A Glacial Rant
Think about it: You’re a few million gazillion years old and glaciers have been sawing at your body for a long ass time. You’re no stranger to the forces of frozen water. You’ve been plucked, abraded, cracked, and pounded and now vast portions of what used to be your solid, beautifully shaped, rocky face have been crushed into a fine glacial powder and pushed to lower ground.
For years on end you were buried in a gigantic ice cap, lobe and tongue glaciers sprouting every which way, growing as much as 2,000 feet deep. Then there was the melting. The refreezing. The melting again. Until finally you shone your rocky face into the light of day after an incalculably lengthy nap and, viola!, there were biped creatures hanging around and they decided to call you and your friends The Wallowas.
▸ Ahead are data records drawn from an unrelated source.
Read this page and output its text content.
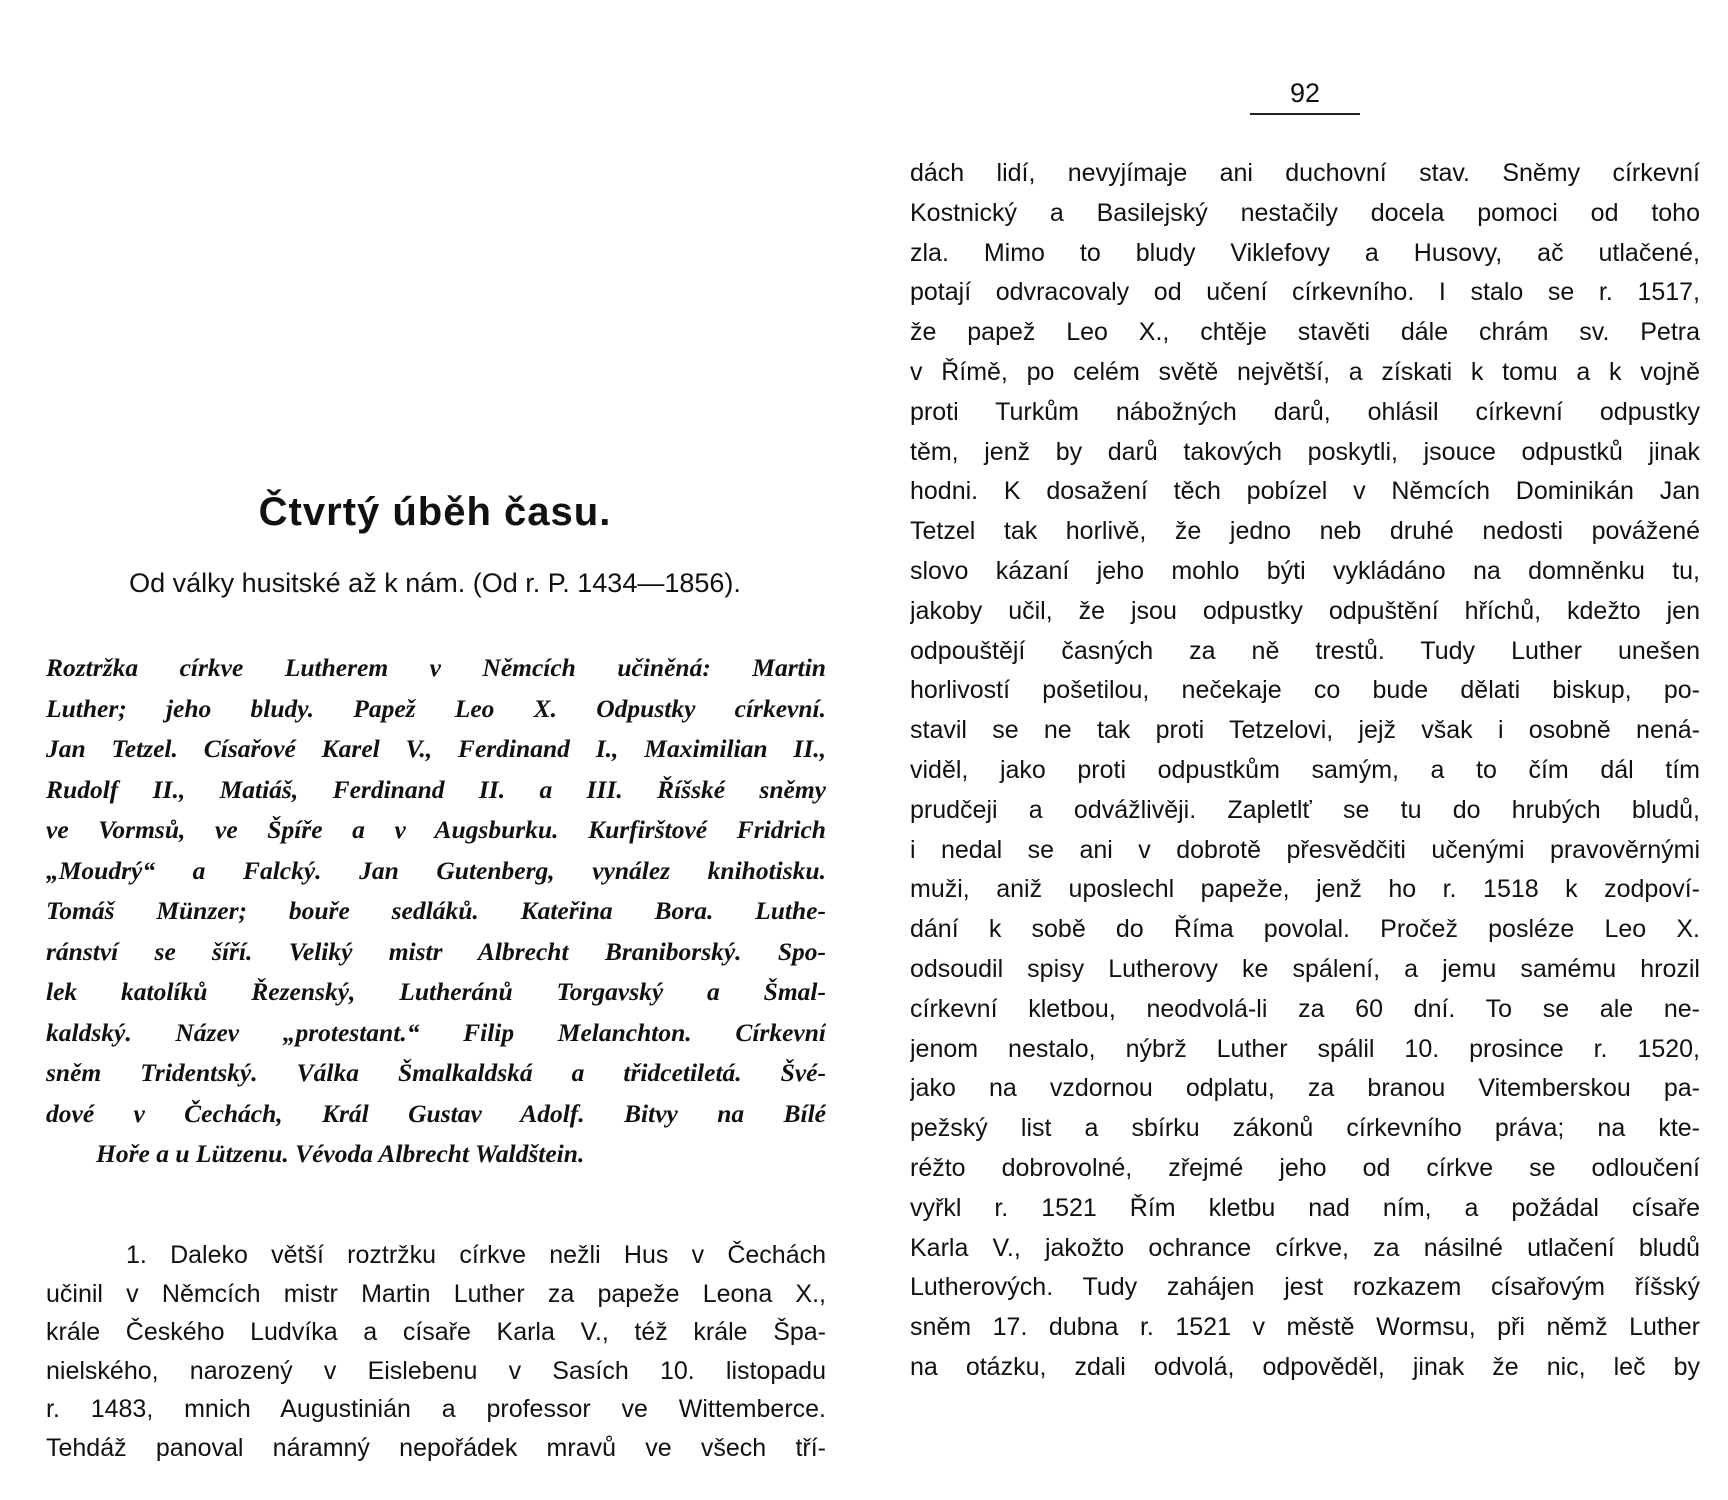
Čtvrtý úběh času.

Od války husitské až k nám. (Od r. P. 1434—1856).

Roztržka církve Lutherem v Němcích učiněná: Martin
Luther; jeho bludy. Papež Leo X. Odpustky církevní.
Jan Tetzel. Císařové Karel V., Ferdinand I., Maximilian II.,
Rudolf II., Matiáš, Ferdinand II. a III. Říšské sněmy
ve Vormsů, ve Špíře a v Augsburku. Kurfirštové Fridrich
„Moudrý“ a Falcký. Jan Gutenberg, vynález knihotisku.
Tomáš Münzer; bouře sedláků. Kateřina Bora. Luthe-
ránství se šíří. Veliký mistr Albrecht Braniborský. Spo-
lek katolíků Řezenský, Lutheránů Torgavský a Šmal-
kaldský. Název „protestant.“ Filip Melanchton. Církevní
sněm Tridentský. Válka Šmalkaldská a třidcetiletá. Švé-
dové v Čechách, Král Gustav Adolf. Bitvy na Bílé
Hoře a u Lützenu. Vévoda Albrecht Waldštein.
1. Daleko větší roztržku církve nežli Hus v Čechách
učinil v Němcích mistr Martin Luther za papeže Leona X.,
krále Českého Ludvíka a císaře Karla V., též krále Špa-
nielského, narozený v Eislebenu v Sasích 10. listopadu
r. 1483, mnich Augustinián a professor ve Wittemberce.
Tehdáž panoval náramný nepořádek mravů ve všech tří-
92
dách lidí, nevyjímaje ani duchovní stav. Sněmy církevní
Kostnický a Basilejský nestačily docela pomoci od toho
zla. Mimo to bludy Viklefovy a Husovy, ač utlačené,
potají odvracovaly od učení církevního. I stalo se r. 1517,
že papež Leo X., chtěje stavěti dále chrám sv. Petra
v Římě, po celém světě největší, a získati k tomu a k vojně
proti Turkům nábožných darů, ohlásil církevní odpustky
těm, jenž by darů takových poskytli, jsouce odpustků jinak
hodni. K dosažení těch pobízel v Němcích Dominikán Jan
Tetzel tak horlivě, že jedno neb druhé nedosti povážené
slovo kázaní jeho mohlo býti vykládáno na domněnku tu,
jakoby učil, že jsou odpustky odpuštění hříchů, kdežto jen
odpouštějí časných za ně trestů. Tudy Luther unešen
horlivostí pošetilou, nečekaje co bude dělati biskup, po-
stavil se ne tak proti Tetzelovi, jejž však i osobně nená-
viděl, jako proti odpustkům samým, a to čím dál tím
prudčeji a odvážlivěji. Zapletlť se tu do hrubých bludů,
i nedal se ani v dobrotě přesvědčiti učenými pravověrnými
muži, aniž uposlechl papeže, jenž ho r. 1518 k zodpoví-
dání k sobě do Říma povolal. Pročež posléze Leo X.
odsoudil spisy Lutherovy ke spálení, a jemu samému hrozil
církevní kletbou, neodvolá-li za 60 dní. To se ale ne-
jenom nestalo, nýbrž Luther spálil 10. prosince r. 1520,
jako na vzdornou odplatu, za branou Vitemberskou pa-
pežský list a sbírku zákonů církevního práva; na kte-
réžto dobrovolné, zřejmé jeho od církve se odloučení
vyřkl r. 1521 Řím kletbu nad ním, a požádal císaře
Karla V., jakožto ochrance církve, za násilné utlačení bludů
Lutherových. Tudy zahájen jest rozkazem císařovým říšský
sněm 17. dubna r. 1521 v městě Wormsu, při němž Luther
na otázku, zdali odvolá, odpověděl, jinak že nic, leč by
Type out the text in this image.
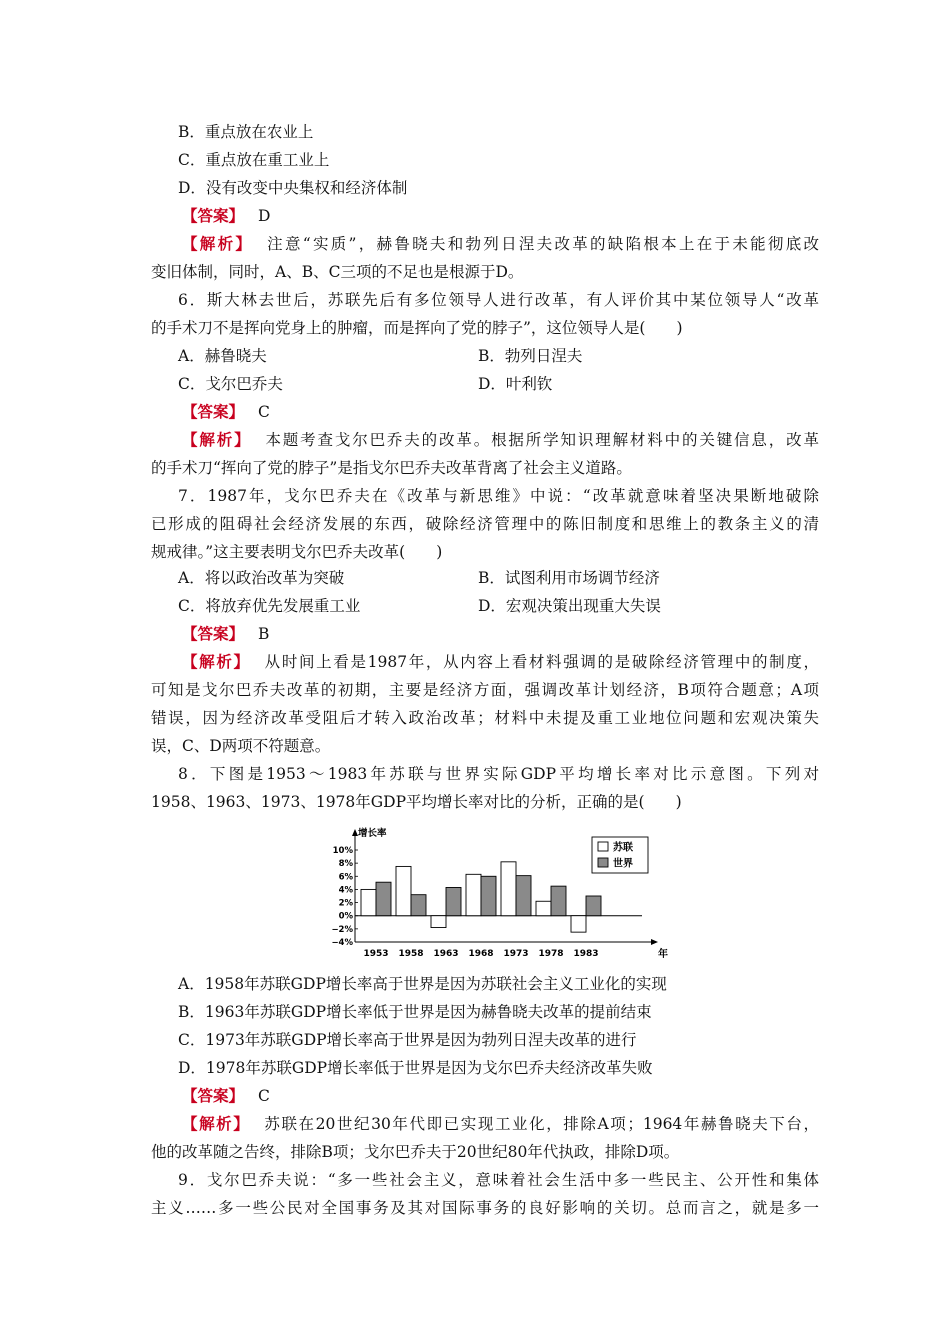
B．重点放在农业上
C．重点放在重工业上
D．没有改变中央集权和经济体制
【答案】 D
【解析】 注意“实质”，赫鲁晓夫和勃列日涅夫改革的缺陷根本上在于未能彻底改
变旧体制，同时，A、B、C三项的不足也是根源于D。
6．斯大林去世后，苏联先后有多位领导人进行改革，有人评价其中某位领导人“改革
的手术刀不是挥向党身上的肿瘤，而是挥向了党的脖子”，这位领导人是(　　)
A．赫鲁晓夫	B．勃列日涅夫
C．戈尔巴乔夫	D．叶利钦
【答案】 C
【解析】 本题考查戈尔巴乔夫的改革。根据所学知识理解材料中的关键信息，改革
的手术刀“挥向了党的脖子”是指戈尔巴乔夫改革背离了社会主义道路。
7．1987年，戈尔巴乔夫在《改革与新思维》中说：“改革就意味着坚决果断地破除
已形成的阻碍社会经济发展的东西，破除经济管理中的陈旧制度和思维上的教条主义的清
规戒律。”这主要表明戈尔巴乔夫改革(　　)
A．将以政治改革为突破	B．试图利用市场调节经济
C．将放弃优先发展重工业	D．宏观决策出现重大失误
【答案】 B
【解析】 从时间上看是1987年，从内容上看材料强调的是破除经济管理中的制度，
可知是戈尔巴乔夫改革的初期，主要是经济方面，强调改革计划经济，B项符合题意；A项
错误，因为经济改革受阻后才转入政治改革；材料中未提及重工业地位问题和宏观决策失
误，C、D两项不符题意。
8．下图是1953～1983年苏联与世界实际GDP平均增长率对比示意图。下列对
1958、1963、1973、1978年GDP平均增长率对比的分析，正确的是(　　)
增长率
年
10%
8%
6%
4%
2%
0%
−2%
−4%
1953 1958 1963 1968 1973 1978 1983
苏联
世界
A．1958年苏联GDP增长率高于世界是因为苏联社会主义工业化的实现
B．1963年苏联GDP增长率低于世界是因为赫鲁晓夫改革的提前结束
C．1973年苏联GDP增长率高于世界是因为勃列日涅夫改革的进行
D．1978年苏联GDP增长率低于世界是因为戈尔巴乔夫经济改革失败
【答案】 C
【解析】 苏联在20世纪30年代即已实现工业化，排除A项；1964年赫鲁晓夫下台，
他的改革随之告终，排除B项；戈尔巴乔夫于20世纪80年代执政，排除D项。
9．戈尔巴乔夫说：“多一些社会主义，意味着社会生活中多一些民主、公开性和集体
主义……多一些公民对全国事务及其对国际事务的良好影响的关切。总而言之，就是多一
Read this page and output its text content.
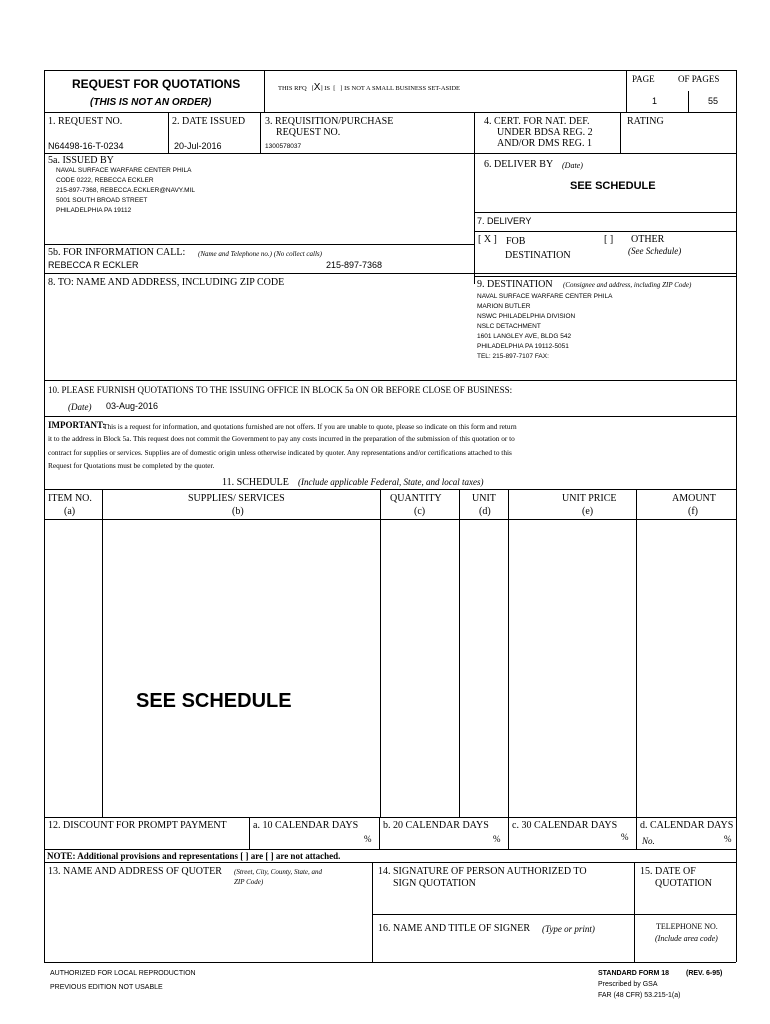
REQUEST FOR QUOTATIONS
(THIS IS NOT AN ORDER)
THIS RFQ   [X] IS  [   ] IS NOT A SMALL BUSINESS SET-ASIDE
PAGE	OF PAGES
1	55
1. REQUEST NO.
N64498-16-T-0234
2. DATE ISSUED
20-Jul-2016
3. REQUISITION/PURCHASE
REQUEST NO.
1300578037
4. CERT. FOR NAT. DEF.
UNDER BDSA REG. 2
AND/OR DMS REG. 1
RATING
5a. ISSUED BY
NAVAL SURFACE WARFARE CENTER PHILA
CODE 0222, REBECCA ECKLER
215-897-7368, REBECCA.ECKLER@NAVY.MIL
5001 SOUTH BROAD STREET
PHILADELPHIA PA 19112
6. DELIVER BY (Date)
SEE SCHEDULE
7. DELIVERY
[ X ] FOB
DESTINATION
[ ] OTHER
(See Schedule)
5b. FOR INFORMATION CALL: (Name and Telephone no.) (No collect calls)
REBECCA R ECKLER	215-897-7368
8. TO: NAME AND ADDRESS, INCLUDING ZIP CODE	9. DESTINATION (Consignee and address, including ZIP Code)
NAVAL SURFACE WARFARE CENTER PHILA
MARION BUTLER
NSWC PHILADELPHIA DIVISION
NSLC DETACHMENT
1601 LANGLEY AVE, BLDG 542
PHILADELPHIA PA 19112-5051
TEL: 215-897-7107 FAX:
10. PLEASE FURNISH QUOTATIONS TO THE ISSUING OFFICE IN BLOCK 5a ON OR BEFORE CLOSE OF BUSINESS:
(Date) 03-Aug-2016
IMPORTANT:
This is a request for information, and quotations furnished are not offers. If you are unable to quote, please so indicate on this form and return
it to the address in Block 5a. This request does not commit the Government to pay any costs incurred in the preparation of the submission of this quotation or to
contract for supplies or services. Supplies are of domestic origin unless otherwise indicated by quoter. Any representations and/or certifications attached to this
Request for Quotations must be completed by the quoter.
11. SCHEDULE (Include applicable Federal, State, and local taxes)
ITEM NO.
(a)
SUPPLIES/ SERVICES
(b)
QUANTITY
(c)
UNIT
(d)
UNIT PRICE
(e)
AMOUNT
(f)
SEE SCHEDULE
12. DISCOUNT FOR PROMPT PAYMENT	a. 10 CALENDAR DAYS
%
b. 20 CALENDAR DAYS
%
c. 30 CALENDAR DAYS
%
d. CALENDAR DAYS
No.	%
NOTE: Additional provisions and representations [ ] are [ ] are not attached.
13. NAME AND ADDRESS OF QUOTER (Street, City, County, State, and
ZIP Code)
14. SIGNATURE OF PERSON AUTHORIZED TO
SIGN QUOTATION
15. DATE OF
QUOTATION
16. NAME AND TITLE OF SIGNER (Type or print)	TELEPHONE NO.
(Include area code)
AUTHORIZED FOR LOCAL REPRODUCTION
PREVIOUS EDITION NOT USABLE
STANDARD FORM 18 (REV. 6-95)
Prescribed by GSA
FAR (48 CFR) 53.215-1(a)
Meanwhile, the cirque that used to be your face—they don’t call it a depression for nothing, though you prefer the term “rock amphitheatre”—started getting a lot of attention. There were photographers and postcards, Wallowa high peaks calendars, the whole bit. It all made you feel a little naked and you thought, occasionally, that life under that ice cap hadn’t been so bad after all. These humans are all just a flash in time anyway, so you’re waiting, patient and wise as mountains are known to be, until the next great Ice Age is upon us.